Consideration may be given to selling non-registered securities, such as a stock, mutual fund, or exchange traded fund, that has declined in value since it was bought to trigger a capital loss which can be used to offset capital gains in the year. Anti-avoidance rules may apply when selling and buying the same security.
Consider restructuring your investment portfolio to convert non-deductible interest into deductible interest. It may also be possible to convert personal interest expense, such as interest on a house mortgage or personal vehicle, into deductible interest.
Canada Pension Plan (CPP) receipts may be split between spouses aged 65 or over (application to CRA is required). Also, it may be advantageous to apply to receive CPP early (age 60-65) or late (age 65-70).
Teacher and early childhood educators – A federal refundable tax credit of 15% on purchases of up to $1,000 of eligible school supplies by a teacher or early childhood educator used in the performance of their employment duties may be available. Receipts for school supplies as well as certification from employer will be required.
Home accessibility tax credit – A federal non-refundable tax credit of 15% on up to $10,000 of eligible expenditures (renovations to a qualified dwelling to enhance mobility or reduce the risk of harm) may be available each calendar year, if a person 65 years or older, or a person eligible for the disability tax credit, resides in the home.
Did you incur costs to access medical intervention required in order to conceive a child which was not previously allowed as a medical expense? Certain expenses for the previous 10 years may now be eligible (amounts incurred in 2008 must be claimed by the end of 2018).
A number of employment insurance (EI) changes have been enacted.
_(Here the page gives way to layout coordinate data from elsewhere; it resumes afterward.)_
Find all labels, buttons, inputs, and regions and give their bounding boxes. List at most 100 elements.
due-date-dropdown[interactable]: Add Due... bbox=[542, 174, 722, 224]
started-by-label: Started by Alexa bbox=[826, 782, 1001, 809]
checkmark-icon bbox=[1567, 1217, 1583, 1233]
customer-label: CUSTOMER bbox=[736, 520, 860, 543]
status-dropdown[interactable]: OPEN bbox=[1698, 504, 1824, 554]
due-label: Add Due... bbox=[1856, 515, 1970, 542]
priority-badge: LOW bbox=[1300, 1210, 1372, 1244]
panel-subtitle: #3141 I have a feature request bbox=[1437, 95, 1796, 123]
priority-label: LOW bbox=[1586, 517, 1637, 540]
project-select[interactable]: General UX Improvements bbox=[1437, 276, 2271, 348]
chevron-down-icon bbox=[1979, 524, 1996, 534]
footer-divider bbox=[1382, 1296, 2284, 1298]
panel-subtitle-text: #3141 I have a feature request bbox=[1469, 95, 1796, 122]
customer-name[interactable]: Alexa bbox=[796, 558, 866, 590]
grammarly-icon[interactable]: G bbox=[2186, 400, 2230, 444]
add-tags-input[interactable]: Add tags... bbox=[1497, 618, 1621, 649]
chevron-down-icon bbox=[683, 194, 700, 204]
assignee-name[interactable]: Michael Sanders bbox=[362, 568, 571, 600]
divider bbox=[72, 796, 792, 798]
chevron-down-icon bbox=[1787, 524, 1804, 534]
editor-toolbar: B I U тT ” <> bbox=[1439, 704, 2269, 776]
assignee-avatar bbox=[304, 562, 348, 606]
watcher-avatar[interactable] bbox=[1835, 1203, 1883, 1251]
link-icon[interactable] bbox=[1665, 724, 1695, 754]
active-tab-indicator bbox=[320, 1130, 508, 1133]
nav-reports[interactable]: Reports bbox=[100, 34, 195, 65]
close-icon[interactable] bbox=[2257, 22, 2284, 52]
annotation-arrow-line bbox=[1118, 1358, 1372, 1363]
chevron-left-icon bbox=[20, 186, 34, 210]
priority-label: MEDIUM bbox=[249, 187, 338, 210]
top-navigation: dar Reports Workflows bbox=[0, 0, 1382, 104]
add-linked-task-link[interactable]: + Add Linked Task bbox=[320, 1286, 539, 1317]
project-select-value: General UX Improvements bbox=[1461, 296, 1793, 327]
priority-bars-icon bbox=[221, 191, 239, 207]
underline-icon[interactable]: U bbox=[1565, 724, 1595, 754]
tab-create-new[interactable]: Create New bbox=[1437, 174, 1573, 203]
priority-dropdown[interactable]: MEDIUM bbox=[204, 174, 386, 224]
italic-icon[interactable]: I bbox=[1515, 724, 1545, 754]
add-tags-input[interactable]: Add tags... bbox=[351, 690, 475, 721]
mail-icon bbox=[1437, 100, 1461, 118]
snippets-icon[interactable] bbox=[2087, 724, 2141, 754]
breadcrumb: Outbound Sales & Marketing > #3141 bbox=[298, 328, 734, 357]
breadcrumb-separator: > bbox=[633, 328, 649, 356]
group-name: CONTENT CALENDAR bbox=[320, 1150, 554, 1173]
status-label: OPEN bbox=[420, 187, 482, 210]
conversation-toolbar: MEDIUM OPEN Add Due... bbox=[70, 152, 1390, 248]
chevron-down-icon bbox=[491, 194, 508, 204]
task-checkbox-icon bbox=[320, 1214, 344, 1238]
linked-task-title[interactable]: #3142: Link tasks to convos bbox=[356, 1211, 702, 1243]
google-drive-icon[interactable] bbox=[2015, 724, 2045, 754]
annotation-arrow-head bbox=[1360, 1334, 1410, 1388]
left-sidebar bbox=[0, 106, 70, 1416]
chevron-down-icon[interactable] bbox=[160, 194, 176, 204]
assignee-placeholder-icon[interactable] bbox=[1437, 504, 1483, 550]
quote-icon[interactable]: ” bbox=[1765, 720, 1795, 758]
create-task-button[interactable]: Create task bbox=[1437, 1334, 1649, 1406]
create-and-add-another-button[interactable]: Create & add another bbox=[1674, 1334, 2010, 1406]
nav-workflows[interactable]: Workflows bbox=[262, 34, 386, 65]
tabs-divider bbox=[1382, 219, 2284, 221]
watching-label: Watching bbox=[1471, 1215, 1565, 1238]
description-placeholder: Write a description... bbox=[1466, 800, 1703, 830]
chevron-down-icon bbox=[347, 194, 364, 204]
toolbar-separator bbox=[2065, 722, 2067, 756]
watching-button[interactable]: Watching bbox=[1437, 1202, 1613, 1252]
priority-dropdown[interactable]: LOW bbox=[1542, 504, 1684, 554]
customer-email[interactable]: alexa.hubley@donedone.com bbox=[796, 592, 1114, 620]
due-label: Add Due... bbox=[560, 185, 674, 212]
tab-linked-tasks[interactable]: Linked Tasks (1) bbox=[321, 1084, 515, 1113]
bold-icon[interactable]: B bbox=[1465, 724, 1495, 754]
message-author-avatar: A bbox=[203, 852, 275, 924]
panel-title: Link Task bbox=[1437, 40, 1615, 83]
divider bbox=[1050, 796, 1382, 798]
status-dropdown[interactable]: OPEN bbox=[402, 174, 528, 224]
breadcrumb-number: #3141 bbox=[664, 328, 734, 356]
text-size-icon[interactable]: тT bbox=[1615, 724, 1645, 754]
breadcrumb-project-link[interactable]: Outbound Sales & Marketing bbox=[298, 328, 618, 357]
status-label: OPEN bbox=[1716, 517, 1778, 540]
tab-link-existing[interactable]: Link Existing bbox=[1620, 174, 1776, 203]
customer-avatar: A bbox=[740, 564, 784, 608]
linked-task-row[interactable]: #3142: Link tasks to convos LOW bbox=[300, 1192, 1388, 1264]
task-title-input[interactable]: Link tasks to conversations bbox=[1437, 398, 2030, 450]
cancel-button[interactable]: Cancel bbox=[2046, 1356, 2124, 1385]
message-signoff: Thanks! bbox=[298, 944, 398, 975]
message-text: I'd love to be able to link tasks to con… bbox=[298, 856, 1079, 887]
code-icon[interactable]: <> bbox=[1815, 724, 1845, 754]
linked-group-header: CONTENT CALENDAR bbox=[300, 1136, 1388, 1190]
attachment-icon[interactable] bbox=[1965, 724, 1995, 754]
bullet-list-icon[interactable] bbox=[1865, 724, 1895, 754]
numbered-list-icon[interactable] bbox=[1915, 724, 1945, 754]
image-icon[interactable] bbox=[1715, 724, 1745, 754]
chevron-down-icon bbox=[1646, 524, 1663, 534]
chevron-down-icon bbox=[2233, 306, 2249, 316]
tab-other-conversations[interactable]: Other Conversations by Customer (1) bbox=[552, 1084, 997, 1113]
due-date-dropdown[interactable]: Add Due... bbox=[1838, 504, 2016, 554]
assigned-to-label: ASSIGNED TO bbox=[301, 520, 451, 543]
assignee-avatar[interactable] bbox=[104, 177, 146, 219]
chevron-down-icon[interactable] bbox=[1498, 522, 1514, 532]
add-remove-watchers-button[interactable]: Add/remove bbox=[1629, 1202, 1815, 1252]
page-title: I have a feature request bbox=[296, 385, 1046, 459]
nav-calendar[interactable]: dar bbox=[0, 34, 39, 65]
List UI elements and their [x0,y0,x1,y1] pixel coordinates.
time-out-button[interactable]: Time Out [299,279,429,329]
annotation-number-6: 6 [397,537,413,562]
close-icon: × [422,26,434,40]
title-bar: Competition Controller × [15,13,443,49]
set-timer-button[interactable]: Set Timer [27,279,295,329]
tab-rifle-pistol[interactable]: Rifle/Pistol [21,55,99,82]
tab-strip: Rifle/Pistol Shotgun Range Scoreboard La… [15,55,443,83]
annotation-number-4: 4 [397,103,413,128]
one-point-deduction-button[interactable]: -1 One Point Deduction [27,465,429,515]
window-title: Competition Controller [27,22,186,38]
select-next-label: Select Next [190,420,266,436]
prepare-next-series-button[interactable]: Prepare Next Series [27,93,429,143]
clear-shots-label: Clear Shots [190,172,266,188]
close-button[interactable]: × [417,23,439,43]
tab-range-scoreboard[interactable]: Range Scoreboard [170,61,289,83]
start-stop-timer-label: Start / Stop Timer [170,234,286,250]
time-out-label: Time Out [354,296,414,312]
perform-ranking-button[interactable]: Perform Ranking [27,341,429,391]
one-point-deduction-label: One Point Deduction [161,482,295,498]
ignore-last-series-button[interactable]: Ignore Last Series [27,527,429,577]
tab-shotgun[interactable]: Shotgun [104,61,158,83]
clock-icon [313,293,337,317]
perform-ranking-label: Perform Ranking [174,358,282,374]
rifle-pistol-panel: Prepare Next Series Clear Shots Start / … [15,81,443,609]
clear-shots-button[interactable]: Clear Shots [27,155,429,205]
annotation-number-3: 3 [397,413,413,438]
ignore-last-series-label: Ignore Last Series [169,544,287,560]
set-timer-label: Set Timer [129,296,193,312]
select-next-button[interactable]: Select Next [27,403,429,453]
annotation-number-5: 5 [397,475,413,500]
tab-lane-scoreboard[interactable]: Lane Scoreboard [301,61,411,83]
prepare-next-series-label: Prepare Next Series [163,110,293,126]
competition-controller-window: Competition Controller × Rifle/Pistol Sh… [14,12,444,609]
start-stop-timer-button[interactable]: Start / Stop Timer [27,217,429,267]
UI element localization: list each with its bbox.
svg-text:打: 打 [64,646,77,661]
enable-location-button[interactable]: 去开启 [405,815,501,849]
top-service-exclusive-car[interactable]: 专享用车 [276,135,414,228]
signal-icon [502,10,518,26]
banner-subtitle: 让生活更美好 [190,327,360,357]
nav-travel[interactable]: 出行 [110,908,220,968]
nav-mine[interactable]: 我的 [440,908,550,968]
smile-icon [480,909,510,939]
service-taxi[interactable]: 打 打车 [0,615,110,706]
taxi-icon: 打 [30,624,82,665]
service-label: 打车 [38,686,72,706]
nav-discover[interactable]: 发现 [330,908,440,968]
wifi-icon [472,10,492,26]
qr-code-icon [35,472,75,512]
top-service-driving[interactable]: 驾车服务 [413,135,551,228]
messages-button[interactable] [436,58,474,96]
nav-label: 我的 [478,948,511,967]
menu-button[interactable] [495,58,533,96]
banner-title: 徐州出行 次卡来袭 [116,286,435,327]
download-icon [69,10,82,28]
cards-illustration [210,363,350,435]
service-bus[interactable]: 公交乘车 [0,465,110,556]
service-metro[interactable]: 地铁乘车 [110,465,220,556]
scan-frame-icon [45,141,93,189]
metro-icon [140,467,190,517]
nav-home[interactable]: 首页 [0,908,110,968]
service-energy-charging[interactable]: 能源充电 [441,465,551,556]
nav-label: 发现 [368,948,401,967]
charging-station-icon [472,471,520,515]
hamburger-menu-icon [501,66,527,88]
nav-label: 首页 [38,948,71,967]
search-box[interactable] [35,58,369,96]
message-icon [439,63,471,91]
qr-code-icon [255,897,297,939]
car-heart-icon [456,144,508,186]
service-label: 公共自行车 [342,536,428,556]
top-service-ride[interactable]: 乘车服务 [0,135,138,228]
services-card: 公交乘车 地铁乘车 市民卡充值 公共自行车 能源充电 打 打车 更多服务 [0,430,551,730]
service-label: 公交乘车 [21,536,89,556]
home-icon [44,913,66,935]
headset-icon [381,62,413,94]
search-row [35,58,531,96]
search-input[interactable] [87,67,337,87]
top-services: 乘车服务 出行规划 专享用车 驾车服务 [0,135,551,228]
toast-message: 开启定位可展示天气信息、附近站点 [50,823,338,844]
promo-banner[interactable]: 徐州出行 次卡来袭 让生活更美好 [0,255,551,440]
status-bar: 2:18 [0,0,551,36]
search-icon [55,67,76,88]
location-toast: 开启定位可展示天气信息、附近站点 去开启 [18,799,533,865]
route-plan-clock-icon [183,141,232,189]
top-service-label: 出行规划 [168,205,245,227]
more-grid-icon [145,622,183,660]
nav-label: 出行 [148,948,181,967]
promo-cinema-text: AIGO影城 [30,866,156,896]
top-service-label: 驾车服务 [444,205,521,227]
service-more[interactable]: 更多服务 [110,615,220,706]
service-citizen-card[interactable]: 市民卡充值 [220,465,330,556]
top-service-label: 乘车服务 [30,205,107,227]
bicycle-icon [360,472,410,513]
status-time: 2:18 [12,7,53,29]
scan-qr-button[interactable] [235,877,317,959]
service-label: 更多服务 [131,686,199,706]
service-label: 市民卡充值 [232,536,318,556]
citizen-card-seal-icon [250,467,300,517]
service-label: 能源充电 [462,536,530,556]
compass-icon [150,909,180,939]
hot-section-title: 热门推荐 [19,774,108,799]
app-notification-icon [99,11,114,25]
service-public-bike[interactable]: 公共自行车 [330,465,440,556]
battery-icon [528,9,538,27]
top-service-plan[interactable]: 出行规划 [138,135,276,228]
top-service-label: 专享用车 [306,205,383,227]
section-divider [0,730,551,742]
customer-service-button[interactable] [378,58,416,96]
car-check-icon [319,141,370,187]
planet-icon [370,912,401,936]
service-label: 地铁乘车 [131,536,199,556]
These include:
- A new caregiving benefit for up to 15 weeks for those who are temporarily away from work to support or care for a critically ill or injured family member.
- The option to extend parental benefits up to 18 months (from the current 12 months) at a lower rate.
- The ability to claim EI benefits up to 12 weeks before a mother’s due date (from the current 8 weeks).
- A new parental sharing benefit which will increase the total EI parental leave available to both parents by up to five weeks, to 40 weeks. This will require each parent agree to take a minimum of 5 weeks of the combined 40 weeks available. This assumes the standard parental option (55% of earnings for 12 months). Families opting for extended parental leave at 33% of earnings for up to 61 weeks can access up to 8 additional weeks, provided each take at least 8 weeks. The benefit will commence in March of 2019.
- The prior EI Working While on Claim pilot project is now permanent. This allows claimants to keep $0.50 of their EI benefits for every dollar they earn, up to a maximum of 90% of the weekly insurable earnings. This is available for those receiving most types of EI benefits, including maternity and sickness (both effective August 12, 2018).
If EI premiums were paid in error in respect of certain non-arm’s length employees, a refund may be available upon application to CRA.
Effective July 1, 2017, self-employed commercial ride-sharing drivers (such as Uber drivers), have been required to register for (regardless of their total annual revenues), collect, report and remit GST/HST.
Employers of eligible apprentices are entitled to an investment tax credit. Also, a $1,000 Incentive Grant per year is available for the first and second year as apprentices. A $2,000 Apprenticeship Completion Grant may also be available.
If income, forms, or elections have been missed in the past, a Voluntary Disclosure to CRA may be available to avoid penalties.
Are you a U.S. Resident, Citizen or Green Card Holder? Consider U.S. filing obligations with regards to income and financial asset holdings. Filing obligations may also apply if you were born in the U.S.
Information exchange agreements have increased the flow of information between CRA and the IRS. Collection agreements enable CRA to collect amounts on behalf of the IRS.